--> Early Over-Water Drilling in the United States (1862-1917)

AAPG ACE 2018

Datapages, Inc.Print this page

Early Over-Water Drilling in the United States (1862-1917)

Abstract

Photographers and small town newspapers documented early over-water drilling in the United States. Drilling on sand bars and within shallow creeks occurred as early as 1862 with wells drilled in Oil Creek north of Oil City, Pennsylvania. V-shaped baffles were built alongside the wells, pointing upstream, to deflect debris floating down the creek.

Over-water lake drilling in the United States occurred as early as 1891 in Grand Lake, Ohio as drilling in the prolific Lima-Indiana oil trend progressed to the southwest. Over 100 wells were drilled in the lake and operators had to contend with storms and ice. Grand Lake’s oil production was short-lived and by 1911 most of the lake’s oil production had ended. In early 1898 a pier was constructed 300 feet out into the Pacific Ocean in California and a mounted standard cable-tool rig began drilling. A few months later the first oil was produced from the offshore portion of the Summerland field. Fourteen additional piers were constructed and many more wells were drilled and completed.

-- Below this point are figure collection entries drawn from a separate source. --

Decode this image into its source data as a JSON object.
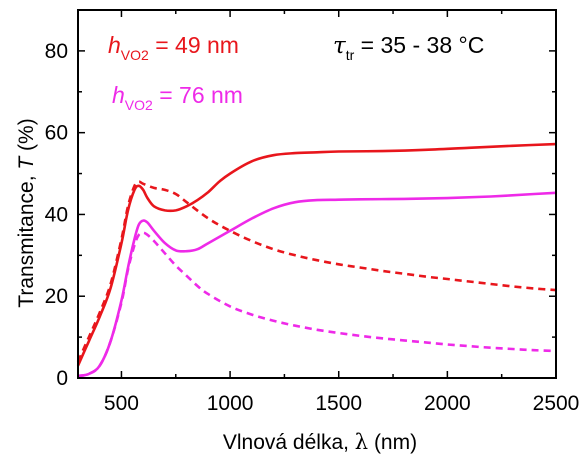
{
  "chart_data": {
    "type": "line",
    "xlabel": {
      "text": "Vlnová délka, ",
      "symbol": "λ",
      "unit": " (nm)"
    },
    "ylabel": {
      "text": "Transmitance, ",
      "symbol": "T",
      "unit": " (%)"
    },
    "xlim": [
      300,
      2500
    ],
    "ylim": [
      0,
      90
    ],
    "xticks": [
      500,
      1000,
      1500,
      2000,
      2500
    ],
    "yticks": [
      0,
      20,
      40,
      60,
      80
    ],
    "annotations": {
      "red": {
        "sym": "h",
        "sub": "VO2",
        "val": " = 49 nm"
      },
      "magenta": {
        "sym": "h",
        "sub": "VO2",
        "val": " = 76 nm"
      },
      "tau": {
        "sym": "τ",
        "sub": "tr",
        "val": " = 35 - 38 °C"
      }
    },
    "colors": {
      "red": "#e8161c",
      "magenta": "#ee2ae8"
    },
    "series": [
      {
        "color": "#e8161c",
        "style": "solid",
        "x": [
          300,
          350,
          400,
          450,
          500,
          530,
          560,
          580,
          600,
          620,
          650,
          700,
          750,
          800,
          850,
          900,
          950,
          1000,
          1100,
          1200,
          1300,
          1400,
          1500,
          1700,
          1900,
          2100,
          2300,
          2500
        ],
        "y": [
          3,
          9,
          15,
          22,
          33,
          41,
          46,
          47,
          46,
          44,
          42,
          41,
          41,
          42,
          43.5,
          45.5,
          48,
          50,
          53,
          54.5,
          55,
          55.2,
          55.4,
          55.5,
          55.8,
          56.3,
          56.8,
          57.2
        ]
      },
      {
        "color": "#e8161c",
        "style": "dashed",
        "x": [
          300,
          350,
          400,
          450,
          500,
          530,
          560,
          580,
          600,
          650,
          700,
          750,
          800,
          900,
          1000,
          1100,
          1200,
          1300,
          1400,
          1500,
          1600,
          1700,
          1800,
          1900,
          2000,
          2100,
          2200,
          2300,
          2400,
          2500
        ],
        "y": [
          4,
          10,
          16,
          23,
          34,
          42,
          47,
          48,
          47.5,
          46.5,
          46,
          45,
          43,
          39,
          36,
          33.5,
          31.5,
          30,
          28.8,
          27.8,
          27,
          26.2,
          25.5,
          24.8,
          24.2,
          23.6,
          23,
          22.4,
          21.9,
          21.5
        ]
      },
      {
        "color": "#ee2ae8",
        "style": "solid",
        "x": [
          300,
          350,
          400,
          450,
          500,
          530,
          560,
          580,
          600,
          620,
          650,
          700,
          750,
          800,
          850,
          900,
          1000,
          1100,
          1200,
          1300,
          1400,
          1500,
          1600,
          1800,
          2000,
          2200,
          2400,
          2500
        ],
        "y": [
          0.5,
          1,
          3,
          9,
          19,
          27,
          34,
          37.5,
          38.5,
          38,
          36,
          33,
          31.2,
          31,
          31.5,
          33,
          36,
          39,
          41.5,
          43,
          43.5,
          43.6,
          43.7,
          43.8,
          44,
          44.4,
          45,
          45.3
        ]
      },
      {
        "color": "#ee2ae8",
        "style": "dashed",
        "x": [
          300,
          350,
          400,
          450,
          500,
          530,
          560,
          580,
          600,
          620,
          650,
          700,
          750,
          800,
          850,
          900,
          1000,
          1100,
          1200,
          1300,
          1400,
          1500,
          1600,
          1700,
          1800,
          1900,
          2000,
          2100,
          2200,
          2300,
          2400,
          2500
        ],
        "y": [
          0.5,
          1,
          3,
          9,
          18.5,
          26.5,
          32.5,
          35,
          35.5,
          35,
          33.5,
          30.5,
          27.5,
          25,
          22.5,
          20.5,
          17.5,
          15.5,
          14,
          12.8,
          11.8,
          11,
          10.3,
          9.7,
          9.2,
          8.7,
          8.2,
          7.8,
          7.4,
          7.1,
          6.8,
          6.6
        ]
      }
    ]
  }
}
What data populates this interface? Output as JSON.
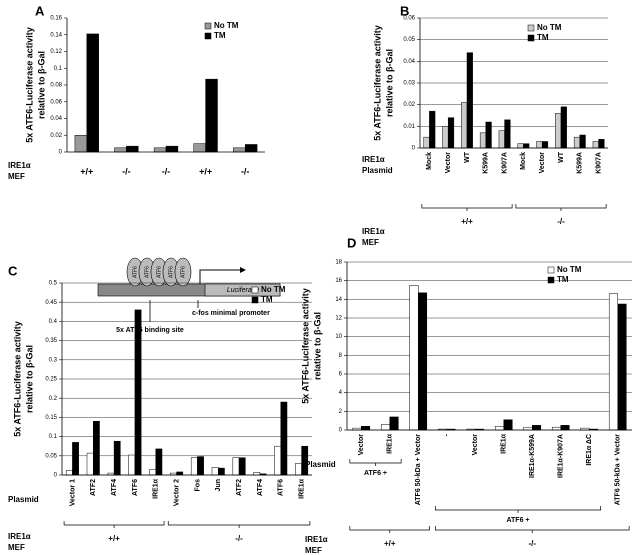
{
  "chart_data": [
    {
      "type": "bar",
      "panel": "A",
      "ylabel": [
        "5x ATF6-Luciferase activity",
        "relative to β-Gal"
      ],
      "categories": [
        "+/+",
        "-/-",
        "-/-",
        "+/+",
        "-/-"
      ],
      "row_title": [
        "IRE1α",
        "MEF"
      ],
      "series": [
        {
          "name": "No TM",
          "color": "#999999",
          "values": [
            0.02,
            0.005,
            0.005,
            0.01,
            0.005
          ]
        },
        {
          "name": "TM",
          "color": "#000000",
          "values": [
            0.141,
            0.007,
            0.007,
            0.087,
            0.009
          ]
        }
      ],
      "ylim": [
        0,
        0.16
      ],
      "yticks": [
        0,
        0.02,
        0.04,
        0.06,
        0.08,
        0.1,
        0.12,
        0.14,
        0.16
      ],
      "grid": false
    },
    {
      "type": "bar",
      "panel": "B",
      "ylabel": [
        "5x ATF6-Luciferase activity",
        "relative to β-Gal"
      ],
      "categories": [
        "Mock",
        "Vector",
        "WT",
        "K599A",
        "K907A",
        "Mock",
        "Vector",
        "WT",
        "K599A",
        "K907A"
      ],
      "row_title": [
        "IRE1α",
        "Plasmid"
      ],
      "group_title": [
        "IRE1α",
        "MEF"
      ],
      "group_labels": [
        "+/+",
        "-/-"
      ],
      "series": [
        {
          "name": "No TM",
          "color": "#cccccc",
          "values": [
            0.005,
            0.01,
            0.021,
            0.007,
            0.008,
            0.002,
            0.003,
            0.016,
            0.005,
            0.003
          ]
        },
        {
          "name": "TM",
          "color": "#000000",
          "values": [
            0.017,
            0.014,
            0.044,
            0.012,
            0.013,
            0.002,
            0.003,
            0.019,
            0.006,
            0.004
          ]
        }
      ],
      "ylim": [
        0,
        0.06
      ],
      "yticks": [
        0,
        0.01,
        0.02,
        0.03,
        0.04,
        0.05,
        0.06
      ],
      "grid": true
    },
    {
      "type": "bar",
      "panel": "C",
      "ylabel": [
        "5x ATF6-Luciferase activity",
        "relative to β-Gal"
      ],
      "categories": [
        "Vector 1",
        "ATF2",
        "ATF4",
        "ATF6",
        "IRE1α",
        "Vector 2",
        "Fos",
        "Jun",
        "ATF2",
        "ATF4",
        "ATF6",
        "IRE1α"
      ],
      "row_title": [
        "Plasmid"
      ],
      "group_title": [
        "IRE1α",
        "MEF"
      ],
      "group_labels": [
        "+/+",
        "-/-"
      ],
      "series": [
        {
          "name": "No TM",
          "color": "#ffffff",
          "values": [
            0.012,
            0.057,
            0.005,
            0.052,
            0.015,
            0.005,
            0.045,
            0.02,
            0.045,
            0.007,
            0.075,
            0.03
          ]
        },
        {
          "name": "TM",
          "color": "#000000",
          "values": [
            0.085,
            0.14,
            0.088,
            0.43,
            0.068,
            0.008,
            0.048,
            0.018,
            0.045,
            0.003,
            0.19,
            0.075
          ]
        }
      ],
      "ylim": [
        0,
        0.5
      ],
      "yticks": [
        0,
        0.05,
        0.1,
        0.15,
        0.2,
        0.25,
        0.3,
        0.35,
        0.4,
        0.45,
        0.5
      ],
      "grid": true
    },
    {
      "type": "bar",
      "panel": "D",
      "ylabel": [
        "5x ATF6-Luciferase activity",
        "relative to β-Gal"
      ],
      "categories": [
        "Vector",
        "IRE1α",
        "ATF6 50-kDa + Vector",
        "-",
        "Vector",
        "IRE1α",
        "IRE1α-K599A",
        "IRE1α-K907A",
        "IRE1α ΔC",
        "ATF6 50-kDa + Vector"
      ],
      "row_title": [
        "Plasmid"
      ],
      "subgroup_labels": [
        "ATF6 +",
        "ATF6 +"
      ],
      "group_title": [
        "IRE1α",
        "MEF"
      ],
      "group_labels": [
        "+/+",
        "-/-"
      ],
      "series": [
        {
          "name": "No TM",
          "color": "#ffffff",
          "values": [
            0.2,
            0.6,
            15.5,
            0.1,
            0.1,
            0.4,
            0.3,
            0.3,
            0.2,
            14.6
          ]
        },
        {
          "name": "TM",
          "color": "#000000",
          "values": [
            0.4,
            1.4,
            14.7,
            0.1,
            0.1,
            1.1,
            0.5,
            0.5,
            0.1,
            13.5
          ]
        }
      ],
      "ylim": [
        0,
        18
      ],
      "yticks": [
        0,
        2,
        4,
        6,
        8,
        10,
        12,
        14,
        16,
        18
      ],
      "grid": true
    }
  ],
  "diagram": {
    "sites": [
      "ATF6",
      "ATF6",
      "ATF6",
      "ATF6",
      "ATF6"
    ],
    "gene": "Luciferase",
    "binding_label": "5x ATF6 binding site",
    "promoter_label": "c-fos minimal promoter"
  }
}
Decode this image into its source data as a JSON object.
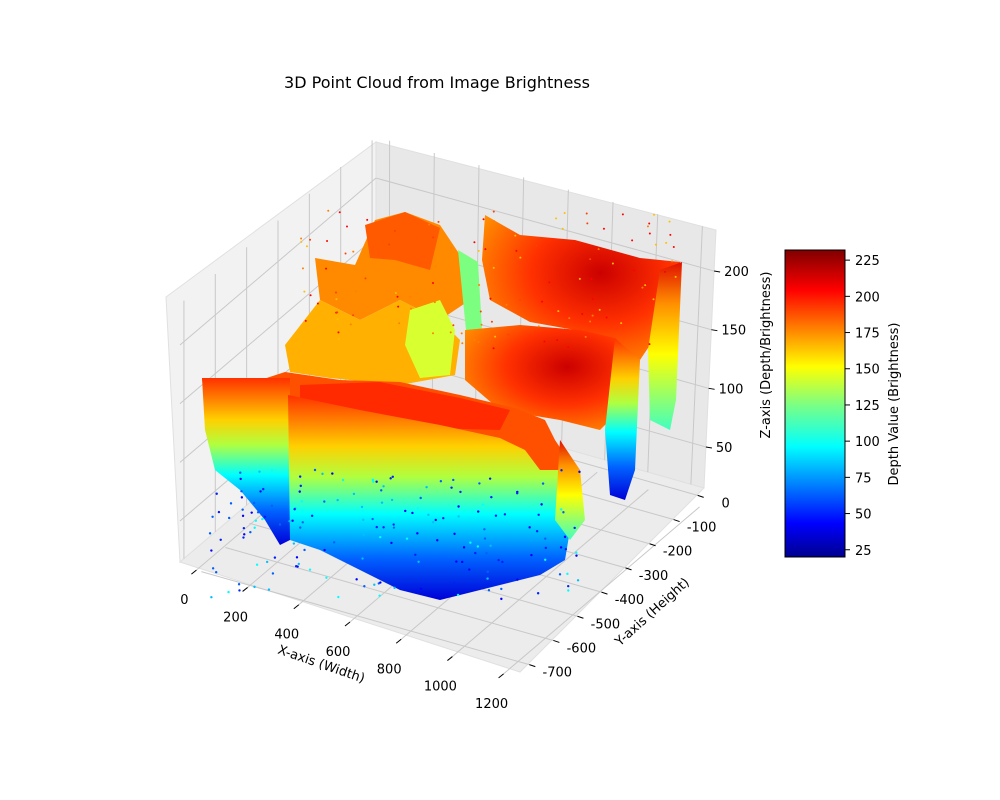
{
  "chart_data": {
    "type": "scatter",
    "projection": "3d",
    "title": "3D Point Cloud from Image Brightness",
    "xlabel": "X-axis (Width)",
    "ylabel": "Y-axis (Height)",
    "zlabel": "Z-axis (Depth/Brightness)",
    "xlim": [
      0,
      1200
    ],
    "ylim": [
      -700,
      0
    ],
    "zlim": [
      15,
      235
    ],
    "x_ticks": [
      0,
      200,
      400,
      600,
      800,
      1000,
      1200
    ],
    "y_ticks": [
      0,
      -100,
      -200,
      -300,
      -400,
      -500,
      -600,
      -700
    ],
    "z_ticks": [
      50,
      100,
      150,
      200
    ],
    "grid": true,
    "colormap": "jet",
    "colorbar": {
      "label": "Depth Value (Brightness)",
      "range": [
        20,
        232
      ],
      "ticks": [
        25,
        50,
        75,
        100,
        125,
        150,
        175,
        200,
        225
      ]
    },
    "surface_regions": [
      {
        "x": [
          0,
          1200
        ],
        "y": [
          -700,
          -420
        ],
        "z_top": 205,
        "z_bottom": 30
      },
      {
        "x": [
          300,
          650
        ],
        "y": [
          -420,
          -100
        ],
        "z_top": 195,
        "z_bottom": 60
      },
      {
        "x": [
          600,
          1200
        ],
        "y": [
          -420,
          -150
        ],
        "z_top": 205,
        "z_bottom": 40
      },
      {
        "x": [
          800,
          1200
        ],
        "y": [
          -150,
          0
        ],
        "z_top": 230,
        "z_bottom": 60
      }
    ]
  }
}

Oil was discovered at Goose Creek east of Houston, Texas in 1908, but in 1916 multi-thousand barrel per day oil gushers brought attention to the area. Drilling progressed from the onshore banks of Goose Creek and the shoreline of Tabbs Bay, to the bay’s islands, and then into the shallow waters of Tabbs and Black Duck bays. The first oil gusher in Tabbs Bay was the Gulf Production Company No. 4 Stateland, drilled 200 feet out in the bay. The well came in on July 28, 1917 with an estimated flow of 8000 to 12,000 barrels of oil per day. The building of wooden piers into the bays for drill sites was not reported as anything innovative or a “first” for Texas, probably because of similar operations several years earlier in Louisiana’s Caddo Lake. The first oil discovery in this lake is credited to the Gulf Refining Company’s Ferry Lake No. 1 drilled to a depth of 2,185 feet and completed at a rate of 450 barrels of oil per day in 1911. There is some evidence that drilling operations in Caddo Lake began even earlier. A portion of Oklahoma’s famous Cushing oil field lay beneath the Cimarron River. As early as 1913, wells were drilled on sand bars and within that river. The term “river-bedding” was used for this drilling. Early postcards and newspaper articles documented the risk and cost involved with these operations, as 1915 spring floods destroyed several oil derricks in the Cimarron River.